An Upbeat Macedonia Teacher

Deborah Eveland

Deborah Eveland has a UH teaching degree and is preparing to help out at a girls summer camp in July. Nothing unusual there. Except that the Kaneohe native gave up a teaching career in Hawaii to jump into the Peace Corps, and the camp is in Tetovo, Macedonia.

“I’ll be an instructor this year at Camp GLOW teaching alongside host country nationals,” Eveland said in a email from her home base in Bogdanci, where she also teaches English at Petar Musev primary school.

“Last year I worked as a counselor at the camp and really believe in the power it has to change lives, as I’ve seen it firsthand.”

Three years ago the Castle High alumna believed she was changing lives in her kindergarten classroom at Kalihi Uka Elementary School too, where she loved her students.

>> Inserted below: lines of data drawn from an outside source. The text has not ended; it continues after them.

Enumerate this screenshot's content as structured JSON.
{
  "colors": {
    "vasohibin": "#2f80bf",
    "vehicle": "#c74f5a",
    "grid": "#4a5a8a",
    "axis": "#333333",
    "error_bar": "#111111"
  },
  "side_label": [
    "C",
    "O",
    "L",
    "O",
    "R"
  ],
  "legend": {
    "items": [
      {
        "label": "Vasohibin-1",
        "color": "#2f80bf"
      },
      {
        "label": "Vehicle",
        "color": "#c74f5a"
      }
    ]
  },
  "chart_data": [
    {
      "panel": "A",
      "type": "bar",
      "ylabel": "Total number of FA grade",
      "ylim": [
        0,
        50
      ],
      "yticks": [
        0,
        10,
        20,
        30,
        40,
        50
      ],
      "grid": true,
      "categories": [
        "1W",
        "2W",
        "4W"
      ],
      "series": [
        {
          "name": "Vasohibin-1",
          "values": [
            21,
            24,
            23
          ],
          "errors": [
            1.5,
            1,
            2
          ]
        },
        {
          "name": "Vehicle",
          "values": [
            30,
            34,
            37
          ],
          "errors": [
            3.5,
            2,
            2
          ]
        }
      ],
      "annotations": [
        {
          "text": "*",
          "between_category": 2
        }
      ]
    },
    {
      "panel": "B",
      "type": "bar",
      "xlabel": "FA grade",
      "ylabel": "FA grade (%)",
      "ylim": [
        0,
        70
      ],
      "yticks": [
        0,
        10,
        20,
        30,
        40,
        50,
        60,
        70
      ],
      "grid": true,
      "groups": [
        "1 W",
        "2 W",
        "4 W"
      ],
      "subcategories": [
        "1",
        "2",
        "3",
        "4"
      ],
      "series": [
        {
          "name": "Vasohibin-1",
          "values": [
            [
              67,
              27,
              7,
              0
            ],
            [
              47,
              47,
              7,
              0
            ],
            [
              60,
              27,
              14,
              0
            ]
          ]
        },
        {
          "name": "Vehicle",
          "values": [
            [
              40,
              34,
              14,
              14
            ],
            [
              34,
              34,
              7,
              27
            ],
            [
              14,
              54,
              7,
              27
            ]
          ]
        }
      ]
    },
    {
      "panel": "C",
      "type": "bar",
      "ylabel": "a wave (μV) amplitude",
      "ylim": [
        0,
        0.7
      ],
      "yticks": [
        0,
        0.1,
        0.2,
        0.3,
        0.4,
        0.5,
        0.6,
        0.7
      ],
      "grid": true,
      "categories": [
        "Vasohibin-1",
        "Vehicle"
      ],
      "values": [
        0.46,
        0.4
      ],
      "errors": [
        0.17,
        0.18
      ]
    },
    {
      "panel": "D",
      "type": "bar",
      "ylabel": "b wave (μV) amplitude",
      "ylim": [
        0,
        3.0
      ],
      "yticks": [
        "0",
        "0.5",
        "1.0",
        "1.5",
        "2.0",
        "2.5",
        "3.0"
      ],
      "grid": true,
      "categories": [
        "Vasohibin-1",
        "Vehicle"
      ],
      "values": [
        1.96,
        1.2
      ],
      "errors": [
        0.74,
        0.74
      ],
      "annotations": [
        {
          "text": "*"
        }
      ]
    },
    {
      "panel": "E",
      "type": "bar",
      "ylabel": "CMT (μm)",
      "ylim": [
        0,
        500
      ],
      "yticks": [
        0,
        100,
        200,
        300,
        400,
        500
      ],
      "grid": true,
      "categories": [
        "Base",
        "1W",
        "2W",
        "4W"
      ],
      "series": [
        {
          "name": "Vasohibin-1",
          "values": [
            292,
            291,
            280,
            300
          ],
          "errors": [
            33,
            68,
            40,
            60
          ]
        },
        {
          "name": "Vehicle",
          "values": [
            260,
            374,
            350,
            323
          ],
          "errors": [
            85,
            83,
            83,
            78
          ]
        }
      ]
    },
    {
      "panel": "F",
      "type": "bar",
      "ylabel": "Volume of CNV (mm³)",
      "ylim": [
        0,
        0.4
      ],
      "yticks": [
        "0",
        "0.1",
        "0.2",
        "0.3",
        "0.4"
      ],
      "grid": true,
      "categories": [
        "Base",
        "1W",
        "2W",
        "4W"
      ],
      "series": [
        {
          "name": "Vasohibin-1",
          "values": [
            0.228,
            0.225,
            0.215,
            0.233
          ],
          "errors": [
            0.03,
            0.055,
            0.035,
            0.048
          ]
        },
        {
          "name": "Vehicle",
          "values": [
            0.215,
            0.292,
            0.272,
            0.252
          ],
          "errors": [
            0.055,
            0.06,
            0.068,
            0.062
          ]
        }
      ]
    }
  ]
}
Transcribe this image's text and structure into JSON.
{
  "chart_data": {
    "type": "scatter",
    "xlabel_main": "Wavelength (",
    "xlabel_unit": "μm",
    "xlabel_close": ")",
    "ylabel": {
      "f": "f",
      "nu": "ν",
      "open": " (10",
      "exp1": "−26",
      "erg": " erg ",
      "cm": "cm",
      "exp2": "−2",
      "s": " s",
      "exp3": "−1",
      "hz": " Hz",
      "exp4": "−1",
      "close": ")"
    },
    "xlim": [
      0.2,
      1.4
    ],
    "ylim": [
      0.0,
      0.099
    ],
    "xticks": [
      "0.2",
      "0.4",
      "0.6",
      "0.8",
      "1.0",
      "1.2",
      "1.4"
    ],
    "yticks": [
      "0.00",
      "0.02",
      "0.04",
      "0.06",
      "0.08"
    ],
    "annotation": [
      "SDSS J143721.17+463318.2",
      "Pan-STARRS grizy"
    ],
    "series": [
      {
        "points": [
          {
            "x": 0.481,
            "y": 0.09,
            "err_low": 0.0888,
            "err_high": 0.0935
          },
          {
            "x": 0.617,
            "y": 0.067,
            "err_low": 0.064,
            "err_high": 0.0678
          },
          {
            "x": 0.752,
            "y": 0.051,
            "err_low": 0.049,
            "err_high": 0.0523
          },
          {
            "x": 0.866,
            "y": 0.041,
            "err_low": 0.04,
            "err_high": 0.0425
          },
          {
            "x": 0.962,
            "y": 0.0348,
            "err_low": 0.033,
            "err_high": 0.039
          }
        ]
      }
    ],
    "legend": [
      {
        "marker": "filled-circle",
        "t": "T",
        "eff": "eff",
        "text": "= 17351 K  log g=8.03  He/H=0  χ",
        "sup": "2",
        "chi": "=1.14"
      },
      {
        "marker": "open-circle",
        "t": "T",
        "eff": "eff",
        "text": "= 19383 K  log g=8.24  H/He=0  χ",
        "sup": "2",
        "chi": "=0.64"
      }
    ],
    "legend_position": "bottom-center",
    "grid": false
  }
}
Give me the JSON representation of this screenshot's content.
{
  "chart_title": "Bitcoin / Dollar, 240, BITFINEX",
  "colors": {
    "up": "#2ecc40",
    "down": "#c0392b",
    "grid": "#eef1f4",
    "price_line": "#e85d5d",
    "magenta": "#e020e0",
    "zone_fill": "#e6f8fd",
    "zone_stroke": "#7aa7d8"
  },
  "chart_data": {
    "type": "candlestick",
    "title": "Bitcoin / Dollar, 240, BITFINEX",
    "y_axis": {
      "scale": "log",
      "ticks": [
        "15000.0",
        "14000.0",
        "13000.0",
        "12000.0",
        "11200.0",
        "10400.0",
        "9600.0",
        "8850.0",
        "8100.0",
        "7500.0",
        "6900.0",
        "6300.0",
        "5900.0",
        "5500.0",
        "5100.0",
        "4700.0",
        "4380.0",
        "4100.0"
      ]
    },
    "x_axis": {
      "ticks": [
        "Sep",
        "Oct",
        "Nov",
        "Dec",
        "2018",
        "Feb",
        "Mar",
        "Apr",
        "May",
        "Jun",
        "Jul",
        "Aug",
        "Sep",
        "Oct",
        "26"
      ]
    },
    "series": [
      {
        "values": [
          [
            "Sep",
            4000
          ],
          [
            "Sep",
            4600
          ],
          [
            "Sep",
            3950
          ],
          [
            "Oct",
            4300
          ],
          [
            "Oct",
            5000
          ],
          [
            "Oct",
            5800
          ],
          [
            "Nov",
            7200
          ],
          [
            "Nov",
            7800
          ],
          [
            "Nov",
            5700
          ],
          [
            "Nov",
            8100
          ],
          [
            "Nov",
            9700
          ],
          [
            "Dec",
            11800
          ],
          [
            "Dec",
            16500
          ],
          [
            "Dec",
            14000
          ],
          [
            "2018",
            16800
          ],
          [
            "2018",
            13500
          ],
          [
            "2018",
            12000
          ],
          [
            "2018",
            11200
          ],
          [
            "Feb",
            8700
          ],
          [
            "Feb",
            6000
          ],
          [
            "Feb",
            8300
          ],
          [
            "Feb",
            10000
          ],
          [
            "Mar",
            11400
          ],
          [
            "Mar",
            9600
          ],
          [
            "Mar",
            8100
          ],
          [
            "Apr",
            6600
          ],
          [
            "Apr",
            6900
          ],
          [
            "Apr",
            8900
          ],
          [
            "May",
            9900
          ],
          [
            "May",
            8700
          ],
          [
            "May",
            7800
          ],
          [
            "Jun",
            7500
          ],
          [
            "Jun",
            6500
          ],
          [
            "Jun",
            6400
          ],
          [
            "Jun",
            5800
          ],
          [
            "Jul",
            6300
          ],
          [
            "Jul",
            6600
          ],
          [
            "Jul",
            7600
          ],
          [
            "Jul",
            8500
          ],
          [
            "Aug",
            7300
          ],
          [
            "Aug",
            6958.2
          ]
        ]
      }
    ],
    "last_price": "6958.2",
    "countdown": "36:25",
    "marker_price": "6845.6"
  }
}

But the Peace Corps lured her away with the challenge to help children elsewhere in the world, and she hasn’t looked back.

After 20 months in the landlocked Balkan nation, Eveland is still on a high. “Camp GLOW (Girls Leading Our World) gives teenage girls an opportunity to mingle and become friends with other ethnicities in classes and workshops … plus fun stuff like yoga, which I’ll be teaching.

“These girls go back to their communities and teach other girls what they’ve learned.”

While Eveland was challenged in Honolulu by “long hours, furloughs and having to work a second job as a result of lost pay from the furloughs,” she still appreciates the American teaching style. With a population that’s 65 percent Macedonian and 30 percent ethnic Albanian, her adopted country is largely segregated because of recurring tensions. This includes the schools.

“To give you an idea, teachers are routinely 5 to 15 minutes late, and they teach lecture style. Creativity, out-of-the-box thinking, analysis and forming opinions are generally not fostered.

“And things like STDs, sexual health, which I’ll be teaching at camp, and career options (especially for women) aren’t addressed.”

Her new role in a different country isn’t an easy one, she admitted, “but the genuine hospitality of the people I’ve met here, plus the love and support of those back home, have made this experience worth it.”